Ryder System Gains Traction in China
Christopher Woodward – Vice President & Managing Director, China
Alice Yu – Director of Business Development, Greater China
Gary Maida – Senior Logistics Manager
Chris Gee – Senior Logistics Project Manager, China
Ryder has been working in China since 2000 when it began assisting Shanghai General Motors (SGM) in launching an inbound logistics management process for its production facility in Shanghai. In 2001 Ryder formally entered the market by forming a Wholly Owned Consulting Company in the Shanghai Free Trade Zone. In 2006 Ryder received a logistics license to perform integrated logistics services in China. Its main third-party logistics (3PL) service offering includes: transportation management, value-added warehousing and distribution, and supply chain engineering and design services. Major customers in China include: Beijing Benz, Lucent, and Italian household systems manufacturer Merloni TermoSanitari (Merloni). Ryder China’s basic operational service offering is detailed in the figure below.
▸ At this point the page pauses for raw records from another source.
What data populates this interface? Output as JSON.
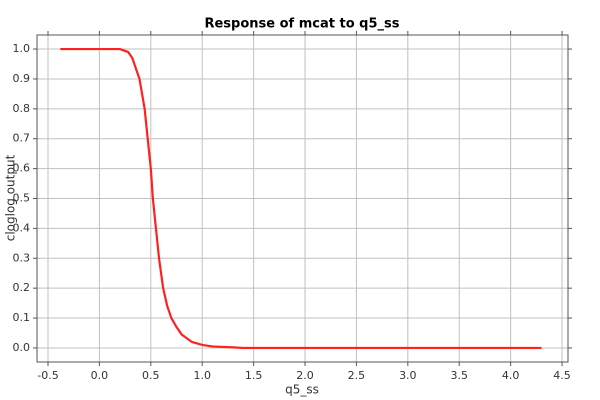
{
  "chart_data": {
    "type": "line",
    "title": "Response of mcat to q5_ss",
    "x_label": "q5_ss",
    "y_label": "cloglog output",
    "x": [
      -0.38,
      0.2,
      0.28,
      0.32,
      0.36,
      0.39,
      0.44,
      0.47,
      0.5,
      0.52,
      0.55,
      0.58,
      0.62,
      0.66,
      0.7,
      0.75,
      0.8,
      0.9,
      1.0,
      1.1,
      1.3,
      1.4,
      4.3
    ],
    "values": [
      1.0,
      1.0,
      0.99,
      0.97,
      0.93,
      0.9,
      0.8,
      0.7,
      0.6,
      0.5,
      0.4,
      0.3,
      0.2,
      0.14,
      0.1,
      0.07,
      0.045,
      0.02,
      0.01,
      0.005,
      0.002,
      0.0,
      0.0
    ],
    "color": "#ff2020",
    "xlim": [
      -0.607,
      4.558
    ],
    "ylim": [
      -0.047,
      1.047
    ],
    "xticks": [
      -0.5,
      {
        "value": 0,
        "label": "0.0"
      },
      0.5,
      {
        "value": 1,
        "label": "1.0"
      },
      1.5,
      {
        "value": 2,
        "label": "2.0"
      },
      2.5,
      {
        "value": 3,
        "label": "3.0"
      },
      3.5,
      {
        "value": 4,
        "label": "4.0"
      },
      4.5
    ],
    "yticks": [
      {
        "value": 0,
        "label": "0.0"
      },
      0.1,
      0.2,
      0.3,
      0.4,
      0.5,
      0.6,
      0.7,
      0.8,
      0.9,
      {
        "value": 1,
        "label": "1.0"
      }
    ],
    "grid": true
  }
}
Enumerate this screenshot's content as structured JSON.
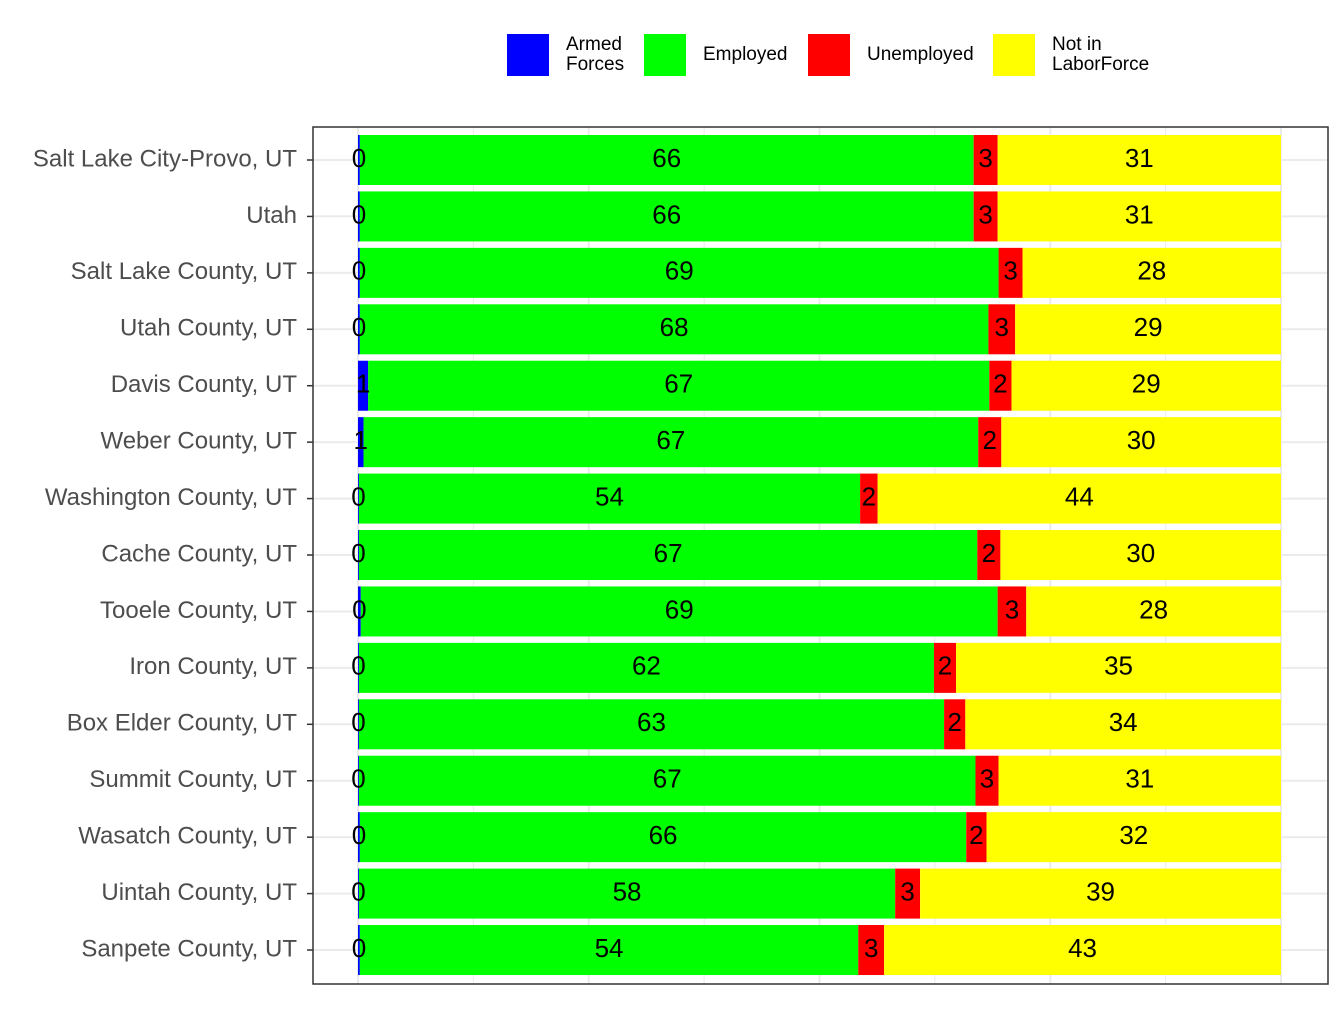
{
  "chart_data": {
    "type": "bar",
    "orientation": "horizontal",
    "stacked": true,
    "normalized_percent": true,
    "title": "",
    "xlabel": "",
    "ylabel": "",
    "xlim": [
      0,
      100
    ],
    "grid": true,
    "legend_position": "top",
    "categories": [
      "Salt Lake City-Provo, UT",
      "Utah",
      "Salt Lake County, UT",
      "Utah County, UT",
      "Davis County, UT",
      "Weber County, UT",
      "Washington County, UT",
      "Cache County, UT",
      "Tooele County, UT",
      "Iron County, UT",
      "Box Elder County, UT",
      "Summit County, UT",
      "Wasatch County, UT",
      "Uintah County, UT",
      "Sanpete County, UT"
    ],
    "series": [
      {
        "name": "Armed Forces",
        "legend_lines": [
          "Armed",
          "Forces"
        ],
        "color": "#0000ff",
        "values": [
          0.2,
          0.2,
          0.2,
          0.2,
          1.1,
          0.6,
          0.1,
          0.1,
          0.3,
          0.1,
          0.1,
          0.1,
          0.2,
          0.1,
          0.2
        ],
        "labels": [
          "0",
          "0",
          "0",
          "0",
          "1",
          "1",
          "0",
          "0",
          "0",
          "0",
          "0",
          "0",
          "0",
          "0",
          "0"
        ]
      },
      {
        "name": "Employed",
        "legend_lines": [
          "Employed"
        ],
        "color": "#00ff00",
        "values": [
          66.5,
          66.5,
          69.2,
          68.1,
          67.3,
          66.6,
          54.3,
          67.0,
          69.0,
          62.3,
          63.4,
          66.8,
          65.7,
          58.1,
          54.0
        ],
        "labels": [
          "66",
          "66",
          "69",
          "68",
          "67",
          "67",
          "54",
          "67",
          "69",
          "62",
          "63",
          "67",
          "66",
          "58",
          "54"
        ]
      },
      {
        "name": "Unemployed",
        "legend_lines": [
          "Unemployed"
        ],
        "color": "#ff0000",
        "values": [
          2.6,
          2.6,
          2.6,
          2.9,
          2.4,
          2.5,
          1.9,
          2.5,
          3.1,
          2.4,
          2.3,
          2.5,
          2.2,
          2.7,
          2.8
        ],
        "labels": [
          "3",
          "3",
          "3",
          "3",
          "2",
          "2",
          "2",
          "2",
          "3",
          "2",
          "2",
          "3",
          "2",
          "3",
          "3"
        ]
      },
      {
        "name": "Not in LaborForce",
        "legend_lines": [
          "Not in",
          "LaborForce"
        ],
        "color": "#ffff00",
        "values": [
          30.7,
          30.7,
          28.0,
          28.8,
          29.2,
          30.3,
          43.7,
          30.4,
          27.6,
          35.2,
          34.2,
          30.6,
          31.9,
          39.1,
          43.0
        ],
        "labels": [
          "31",
          "31",
          "28",
          "29",
          "29",
          "30",
          "44",
          "30",
          "28",
          "35",
          "34",
          "31",
          "32",
          "39",
          "43"
        ]
      }
    ]
  }
}
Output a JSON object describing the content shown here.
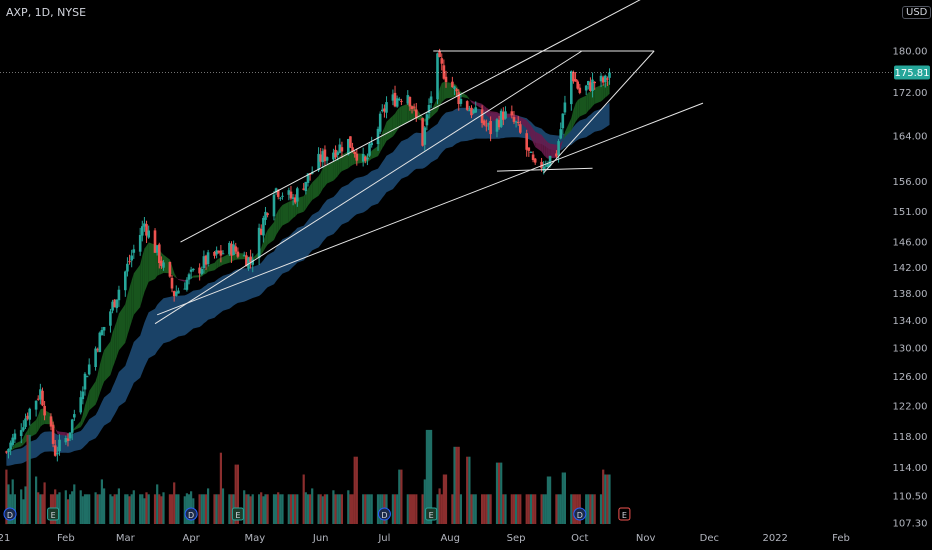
{
  "header": {
    "title": "AXP, 1D, NYSE",
    "currency": "USD"
  },
  "colors": {
    "background": "#000000",
    "up": "#26a69a",
    "down": "#ef5350",
    "volume_up": "#1f6f66",
    "volume_down": "#8b2e2e",
    "trendline": "#e6e6e6",
    "ribbon_fast_up": "#1b5e20",
    "ribbon_fast_down": "#6a1b4d",
    "ribbon_slow": "#1f4e79",
    "last_price_bg": "#26a69a"
  },
  "chart_data": {
    "type": "candlestick",
    "symbol": "AXP",
    "interval": "1D",
    "exchange": "NYSE",
    "y_axis": {
      "scale": "log",
      "ticks": [
        "180.00",
        "172.00",
        "164.00",
        "156.00",
        "151.00",
        "146.00",
        "142.00",
        "138.00",
        "134.00",
        "130.00",
        "126.00",
        "122.00",
        "118.00",
        "114.00",
        "110.50",
        "107.30"
      ],
      "ylim": [
        107.3,
        186
      ]
    },
    "x_axis": {
      "ticks": [
        "21",
        "Feb",
        "Mar",
        "Apr",
        "May",
        "Jun",
        "Jul",
        "Aug",
        "Sep",
        "Oct",
        "Nov",
        "Dec",
        "2022",
        "Feb"
      ],
      "xlim": [
        "2021-01-01",
        "2022-02-25"
      ]
    },
    "last_price": "175.81",
    "anchors": [
      {
        "date": "2021-01-04",
        "close": 116
      },
      {
        "date": "2021-01-20",
        "close": 124
      },
      {
        "date": "2021-01-27",
        "close": 116
      },
      {
        "date": "2021-02-02",
        "close": 118
      },
      {
        "date": "2021-02-10",
        "close": 126
      },
      {
        "date": "2021-02-24",
        "close": 137
      },
      {
        "date": "2021-03-10",
        "close": 149
      },
      {
        "date": "2021-03-24",
        "close": 138
      },
      {
        "date": "2021-04-08",
        "close": 143
      },
      {
        "date": "2021-04-20",
        "close": 145
      },
      {
        "date": "2021-04-29",
        "close": 143
      },
      {
        "date": "2021-05-10",
        "close": 155
      },
      {
        "date": "2021-05-19",
        "close": 153
      },
      {
        "date": "2021-06-01",
        "close": 160
      },
      {
        "date": "2021-06-14",
        "close": 163
      },
      {
        "date": "2021-06-22",
        "close": 159
      },
      {
        "date": "2021-07-02",
        "close": 170
      },
      {
        "date": "2021-07-12",
        "close": 172
      },
      {
        "date": "2021-07-19",
        "close": 163
      },
      {
        "date": "2021-07-26",
        "close": 178
      },
      {
        "date": "2021-08-05",
        "close": 171
      },
      {
        "date": "2021-08-20",
        "close": 165
      },
      {
        "date": "2021-08-26",
        "close": 168
      },
      {
        "date": "2021-09-01",
        "close": 166
      },
      {
        "date": "2021-09-10",
        "close": 158
      },
      {
        "date": "2021-09-20",
        "close": 161
      },
      {
        "date": "2021-09-27",
        "close": 176
      },
      {
        "date": "2021-10-01",
        "close": 172
      },
      {
        "date": "2021-10-08",
        "close": 174
      },
      {
        "date": "2021-10-13",
        "close": 174
      },
      {
        "date": "2021-10-15",
        "close": 175.81
      }
    ],
    "volume_ratios": [
      0.55,
      0.4,
      0.3,
      0.45,
      0.3,
      0.35,
      0.25,
      0.38,
      0.3,
      0.28,
      0.48,
      0.32,
      0.3,
      0.3,
      0.42,
      0.3,
      0.3,
      0.35,
      0.3,
      0.32,
      0.34,
      0.25,
      0.3,
      0.33,
      0.4,
      0.34,
      0.28,
      0.3,
      0.3,
      0.3,
      0.32,
      0.3,
      0.3,
      0.45,
      0.36,
      0.3,
      0.28,
      0.3,
      0.3,
      0.36,
      0.3,
      0.3,
      0.28,
      0.3,
      0.34,
      0.3,
      0.3,
      0.26,
      0.32,
      0.3,
      0.3,
      0.4,
      0.3,
      0.28,
      0.32,
      0.3,
      0.3,
      0.42,
      0.3,
      0.3,
      0.28,
      0.31,
      0.3,
      0.33,
      0.26,
      0.3,
      0.3,
      0.3,
      0.3,
      0.36,
      0.3,
      0.3,
      0.3,
      0.72,
      0.36,
      0.3,
      0.3,
      0.3,
      0.28,
      0.3,
      0.34,
      0.3,
      0.3,
      0.28,
      0.3,
      0.3,
      0.32,
      0.28,
      0.3,
      0.3,
      0.3,
      0.3,
      0.32,
      0.3,
      0.3,
      0.3,
      0.3,
      0.3,
      0.3,
      0.3,
      0.5,
      0.32,
      0.3,
      0.3,
      0.36,
      0.3,
      0.3,
      0.28,
      0.3,
      0.3,
      0.34,
      0.3,
      0.3,
      0.3,
      0.3,
      0.34,
      0.3,
      0.3,
      0.48,
      0.32,
      0.3,
      0.3,
      0.3,
      0.3,
      0.3,
      0.3,
      0.3,
      0.3,
      0.3,
      0.3,
      0.3,
      0.3,
      0.3,
      0.3,
      0.3,
      0.3,
      0.3,
      0.3,
      0.3,
      0.3,
      0.3,
      0.45,
      0.34,
      0.3,
      0.3,
      0.3,
      0.36,
      0.3,
      0.3,
      0.3,
      0.3,
      0.3,
      0.3,
      0.3,
      0.3,
      0.3,
      0.3,
      0.3,
      0.3,
      0.3,
      0.3,
      0.3,
      0.3,
      0.3,
      0.3,
      0.3,
      0.3,
      0.3,
      0.3,
      0.3,
      0.3,
      0.3,
      0.3,
      0.3,
      0.3,
      0.3,
      0.3,
      0.3,
      0.3,
      0.3,
      0.3,
      0.3,
      0.3,
      0.3,
      0.3,
      0.3,
      0.3,
      0.3,
      0.3,
      0.3,
      0.3,
      0.3,
      0.3,
      0.3,
      0.3,
      0.3,
      0.3,
      0.3,
      0.3,
      0.3,
      0.3
    ],
    "volume_spikes": [
      {
        "date": "2021-01-15",
        "ratio": 0.9
      },
      {
        "date": "2021-04-23",
        "ratio": 0.6
      },
      {
        "date": "2021-07-09",
        "ratio": 0.55
      },
      {
        "date": "2021-07-22",
        "ratio": 0.95
      },
      {
        "date": "2021-06-18",
        "ratio": 0.68
      },
      {
        "date": "2021-07-30",
        "ratio": 0.5
      },
      {
        "date": "2021-08-04",
        "ratio": 0.78
      },
      {
        "date": "2021-08-09",
        "ratio": 0.68
      },
      {
        "date": "2021-08-24",
        "ratio": 0.62
      },
      {
        "date": "2021-09-17",
        "ratio": 0.48
      },
      {
        "date": "2021-09-24",
        "ratio": 0.52
      },
      {
        "date": "2021-10-14",
        "ratio": 0.5
      }
    ],
    "trendlines": [
      {
        "from": {
          "date": "2021-03-27",
          "price": 146
        },
        "to": {
          "date": "2021-11-22",
          "price": 196
        }
      },
      {
        "from": {
          "date": "2021-03-15",
          "price": 133.5
        },
        "to": {
          "date": "2021-10-02",
          "price": 180
        }
      },
      {
        "from": {
          "date": "2021-03-16",
          "price": 134.8
        },
        "to": {
          "date": "2021-11-28",
          "price": 170
        }
      },
      {
        "from": {
          "date": "2021-07-24",
          "price": 180
        },
        "to": {
          "date": "2021-11-05",
          "price": 180
        }
      },
      {
        "from": {
          "date": "2021-11-05",
          "price": 180
        },
        "to": {
          "date": "2021-09-14",
          "price": 157.5
        }
      },
      {
        "from": {
          "date": "2021-08-23",
          "price": 157.8
        },
        "to": {
          "date": "2021-10-07",
          "price": 158.3
        }
      }
    ],
    "event_markers": [
      {
        "date": "2021-01-01",
        "label": "D",
        "kind": "dividend"
      },
      {
        "date": "2021-01-26",
        "label": "E",
        "kind": "earnings"
      },
      {
        "date": "2021-04-01",
        "label": "D",
        "kind": "dividend"
      },
      {
        "date": "2021-04-23",
        "label": "E",
        "kind": "earnings"
      },
      {
        "date": "2021-07-01",
        "label": "D",
        "kind": "dividend"
      },
      {
        "date": "2021-07-23",
        "label": "E",
        "kind": "earnings"
      },
      {
        "date": "2021-10-01",
        "label": "D",
        "kind": "dividend"
      },
      {
        "date": "2021-10-22",
        "label": "E",
        "kind": "earnings"
      }
    ]
  }
}
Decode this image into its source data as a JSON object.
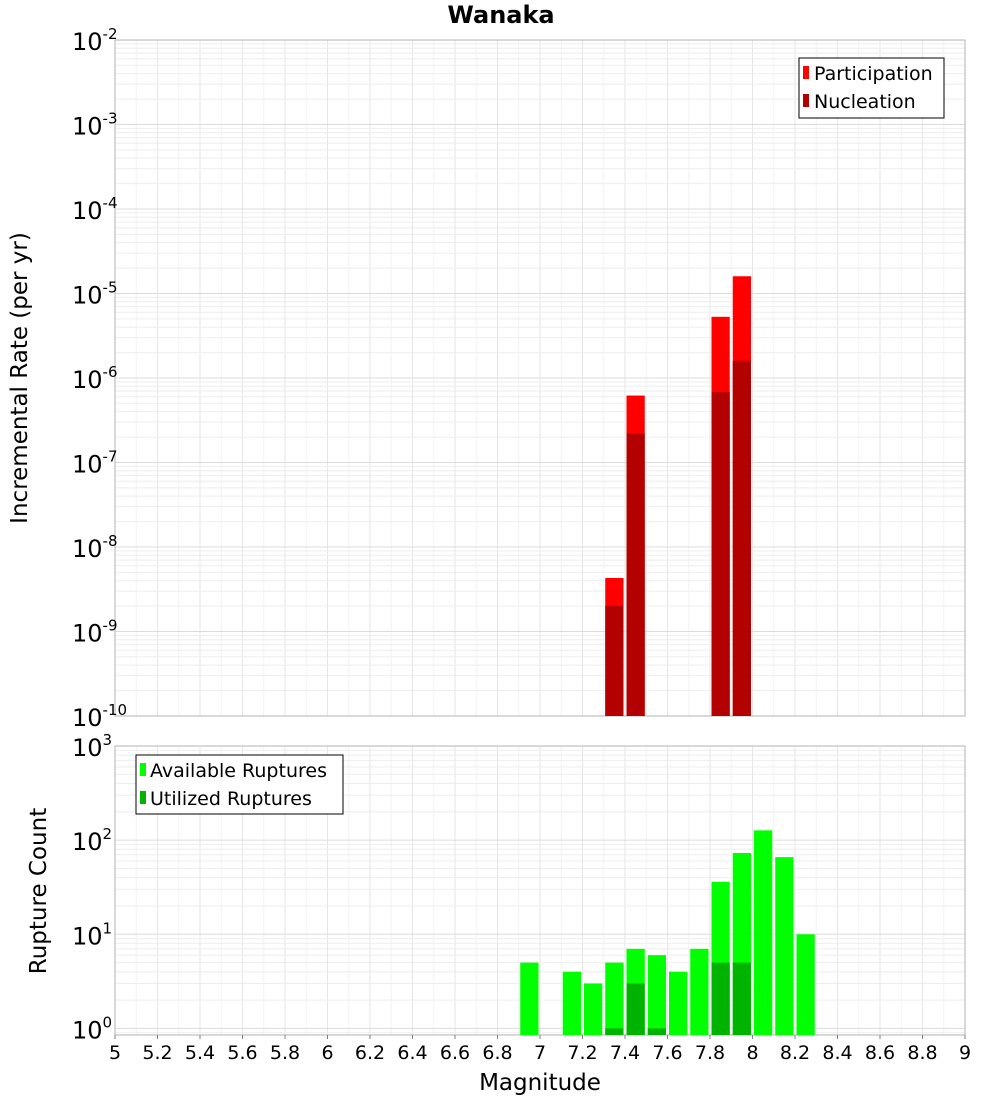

Ryder China – Basic Operational Overview
At the time of our visit in mid-October, Ryder had a team of 95 people in China, eight of which were logistics engineers. It managed 226,000 square feet of warehouse space in six cities: Shanghai, Beijing, Wuxi, Changchun, Nanjing and Kunming. Ryder was also managing domestic transportation in approximately 200 distinct lanes. This December, Ryder is starting up a new operation for a consumer electronics/white goods customer in Shanghai that will bring its total square footage to approximately 500,000 square feet, its transportation management network to about 250 lanes, and its total number of employees to 160. This operation is set to go live the second week of December. In addition, Ryder is contracted to open up warehousing operations in Guangzhou, Harbin, Fuzhou, Changsha, Wuhan, and Zhengzhou in the first quarter of the new year.
In addition to Ryder’s traditional transportation management and value-added warehousing and distribution operations, Ryder China is currently providing some interesting global transportation management services that are capable due to the time difference of 12 hours between the eastern U.S. and Shanghai. According to Chris Woodward–Ryder’s managing director for China–by using teams composed of Ryder staff in both the U.S. and China, Ryder provides a virtual 24 hour work day making it easier to staff and support central transportation management operations required to run 24 hours, seven days a week.
Case Study: Merloni’s, Ryder Domestic China, Network Redesign and 3PL/4PL Services
With the help of i2’s Supply Chain Strategist, supply chain network optimization software, forecasted demand volumes and service level requirements, Ryder’s engineers designed an optimal domestic China distribution network for Merloni’s Ariston water heater product line. In addition, Ryder worked with Merloni in developing key indicators for monitoring supply chain performance.
By utilizing Ryder’s optimal network design solution and its 3PL and 4PL services, Merloni has reduced its Chinese distribution center (DC) network from 18 to 12 Ryder managed locations. The redesign has dramatically reduced Merloni’s on-hand inventory levels while improving its transportation service and direct service area coverage to customers.
While Ryder’s main Merloni central distribution center operation is in Wuxi, we had a chance to visit its 4PL Shanghai regional distribution center (RDC) operation in the northwestern Jiading district of Shanghai.
Ryder utilizes a local 3PL (Kanto) for warehousing, including non-management labor, and Merloni’s Shanghai local transportation services. The RDC is 22,600 square feet and product is stored on pallets on the warehouse floor. Most of the water heaters are destined to Chinese big-box retail stores such as Gome and Yolo.
To support its Chinese warehousing and distribution operations including Merloni, Ryder uses a popular local warehouse management system–“Flux” WMS. Flux is integrated with Merloni’s order management system in Wuxi. As orders are generated they drop into Flux. Flux is used to print paper pick lists for picking in the warehouse and for putaway of product as it is received. Once product is picked and loaded into trucks for outbound distribution, Flux is updated with the information which also automatically updates Merloni’s order management system. Through this tight integration, inventory accuracy and visibility has been dramatically improved.
Ryder has learned many lessons since entering the Chinese 3PL market with SGM. It is using its logistics engineering expertise, information systems, and operational process design expertise to develop tier-one Chinese supply chain operations and differentiate itself from domestic 3PL competitors. Ryder has had to be creative in its business development approach and is beginning to see significant success. With this approach, Ryder has become established in one of the fastest growing global 3PL markets and is on track to become a leading domestic Chinese 3PL provider.